The jokes
What's the most delicious city in the world? Hamburg.
What's the difference between a pizza & a person?
A pizza doesn't scream when I try to shove it into an oven...
Three gay guys walk into a bar.
There is only one stool left, what do they do?
They flip the stool over.
What's the difference between me and a bus?
I'm not on fire...
What’s the difference between a Ferrari and a sack of dead babies?
I don’t have a Ferrari in my garage.
My sister has cows, and after 4 months, she said there was a mis-steak.
A gay couple and a lesbian couple are going to the airport, which one gets there first? The lesbian, duh, they get there "lickety-split."
A teacher gives her kindergarten students four flavors of lifesavers, and they have to guess the flavors. The students guess cherry, lime, and orange. They don't know the last flavor. So, the teacher gives them a hint and says, "It's what your parents call each other." [honey] But a little girl shouts and says, "OMG, they're assholes."
Why couldn't the clown walk after his infamous knife-juggling act?
Because he was exhausted nigaaaaaaaaaaaaaaaaaa!
My uncle died on nine eleven... he was the best pilot in Iraq.
Sometimes, I think back on all the mistakes I've ever made.
Then I realize, "My daughter isn't THAT bad..."
My daughter is the most adorable little girl in the world. She's got my sister's eyes.
What’s the difference between an orphan and a watermelon? One of them is fun to hit with a sledge hammer and the other one is just a watermelon.

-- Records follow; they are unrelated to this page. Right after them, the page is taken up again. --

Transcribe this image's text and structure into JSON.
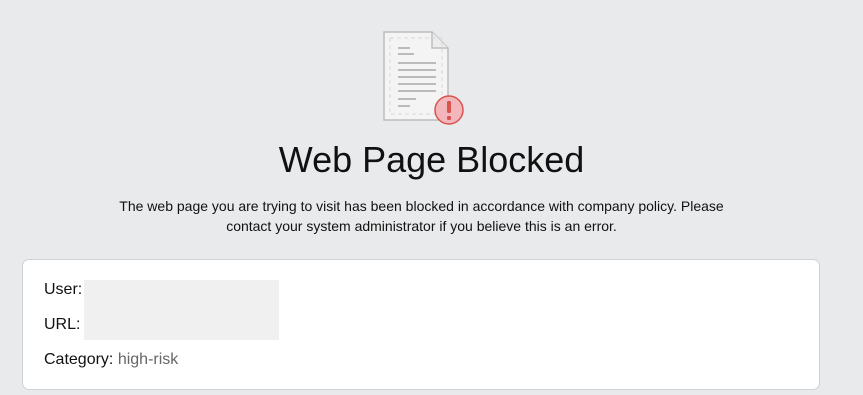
{
  "page": {
    "title": "Web Page Blocked",
    "message": "The web page you are trying to visit has been blocked in accordance with company policy. Please contact your system administrator if you believe this is an error."
  },
  "details": {
    "user_label": "User:",
    "user_value": "",
    "url_label": "URL:",
    "url_value": "",
    "category_label": "Category:",
    "category_value": "high-risk"
  },
  "icon": {
    "name": "blocked-document-icon",
    "alert_color": "#f2b6bb",
    "alert_stroke": "#d9534f"
  },
  "colors": {
    "background": "#e8eaeb",
    "card": "#ffffff",
    "text": "#111111",
    "muted_text": "#666666"
  }
}
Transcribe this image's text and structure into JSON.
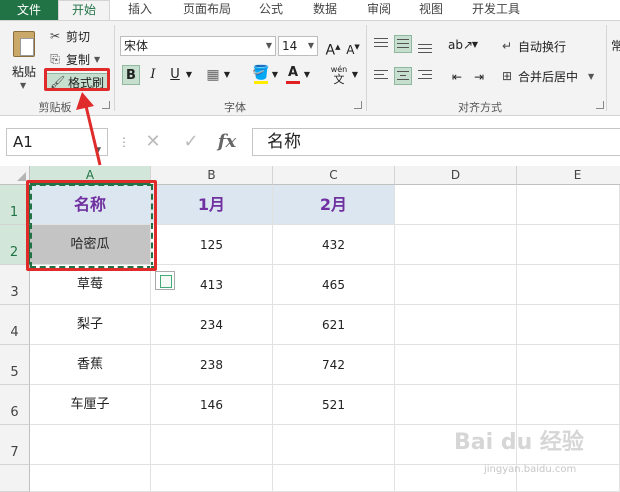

A pedophile brings his eight-year-old daughter to the doctor's office. The doctor asked her if she would like some candy? Her father replies, "Please, no more candy for her. I gave her enough today."
A pedophile is at a school parent night. He's holding hands with an eight-year-old girl when he's approached by another parent. She says to him, "Oh, what a darling little girl you have there." The pedophile replies, "No," then points his finger to a child across the room and says, "That's my child."
A pedophile is sitting at an empty poker table. An eight-year-old kid asked him if he could sit down. The pedophile says to the child, "Sure, let's play."
A pedophile is playing poker with 8 seven-year-olds.
The pedophile has a pair of 7's and three 4's in the river. He smiles and says, "Yay, I got me a full house!"
Why did the pedophile cross the road?
Because there was a school on the other side.
A woman gets on a bus with her baby. The driver says: "Ugh, that's the ugliest baby I've ever seen!" The woman walks to the rear of the bus and sits down, fuming. She says to the man next to her: "The driver just insulted me!" The man says: "You go up there and tell him off. Go on, I'll hold your monkey for you."
A guy meets a sex worker in a bar. She says, “This is your lucky night. I’ve got a special game for you. I’ll do absolutely anything you want for £300 as long as you can say it in three words.” The guy replies, “Hey, why not?” He pulls his wallet out of his pocket and lays £300 on the bar, and says slowly, “Paint...my....house.”